Should LLM Safety Be More Than Refusing Harmful Instructions?
This work addresses safety issues for LLM users in scenarios involving encrypted or obfuscated text, but it is incremental as it builds on existing safety frameworks.
The paper tackles the problem of LLM safety in long-tail encrypted texts, finding that models capable of decrypting ciphers are vulnerable to mismatched-generalization attacks, leading to unsafe responses or over-refusal in at least one safety dimension.

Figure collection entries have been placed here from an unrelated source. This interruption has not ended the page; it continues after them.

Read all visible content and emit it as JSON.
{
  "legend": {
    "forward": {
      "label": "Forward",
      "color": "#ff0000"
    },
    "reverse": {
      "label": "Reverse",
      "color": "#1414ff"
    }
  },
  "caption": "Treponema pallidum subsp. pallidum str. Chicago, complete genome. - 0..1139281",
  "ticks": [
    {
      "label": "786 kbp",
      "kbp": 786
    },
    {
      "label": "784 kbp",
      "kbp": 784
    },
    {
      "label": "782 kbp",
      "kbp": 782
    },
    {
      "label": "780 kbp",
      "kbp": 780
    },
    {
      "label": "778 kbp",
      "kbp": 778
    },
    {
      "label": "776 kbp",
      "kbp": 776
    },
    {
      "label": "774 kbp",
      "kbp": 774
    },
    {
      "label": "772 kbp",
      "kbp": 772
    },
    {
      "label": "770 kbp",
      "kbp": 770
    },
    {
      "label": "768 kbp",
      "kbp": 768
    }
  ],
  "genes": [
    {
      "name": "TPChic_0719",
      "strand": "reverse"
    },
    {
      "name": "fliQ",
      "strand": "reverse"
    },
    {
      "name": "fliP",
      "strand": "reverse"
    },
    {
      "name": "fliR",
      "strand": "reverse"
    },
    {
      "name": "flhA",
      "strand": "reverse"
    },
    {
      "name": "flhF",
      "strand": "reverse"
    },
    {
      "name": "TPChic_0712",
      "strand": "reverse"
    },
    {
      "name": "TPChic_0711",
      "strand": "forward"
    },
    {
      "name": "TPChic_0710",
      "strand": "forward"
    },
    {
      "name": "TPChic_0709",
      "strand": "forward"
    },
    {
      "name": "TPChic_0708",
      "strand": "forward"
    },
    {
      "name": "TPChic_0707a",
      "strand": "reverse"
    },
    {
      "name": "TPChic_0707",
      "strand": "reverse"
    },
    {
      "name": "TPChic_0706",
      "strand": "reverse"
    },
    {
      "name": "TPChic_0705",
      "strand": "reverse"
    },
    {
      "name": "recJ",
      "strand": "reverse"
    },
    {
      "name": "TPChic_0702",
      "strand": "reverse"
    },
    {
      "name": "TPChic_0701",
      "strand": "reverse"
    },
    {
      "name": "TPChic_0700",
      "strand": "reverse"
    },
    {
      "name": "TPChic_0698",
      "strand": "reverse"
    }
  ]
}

This paper presents a systematic evaluation of Large Language Models' (LLMs) behavior on long-tail distributed (encrypted) texts and their safety implications. We introduce a two-dimensional framework for assessing LLM safety: (1) instruction refusal-the ability to reject harmful obfuscated instructions, and (2) generation safety-the suppression of generating harmful responses. Through comprehensive experiments, we demonstrate that models that possess capabilities to decrypt ciphers may be susceptible to mismatched-generalization attacks: their safety mechanisms fail on at least one safety dimension, leading to unsafe responses or over-refusal. Based on these findings, we evaluate a number of pre-LLM and post-LLM safeguards and discuss their strengths and limitations. This work contributes to understanding the safety of LLM in long-tail text scenarios and provides directions for developing robust safety mechanisms.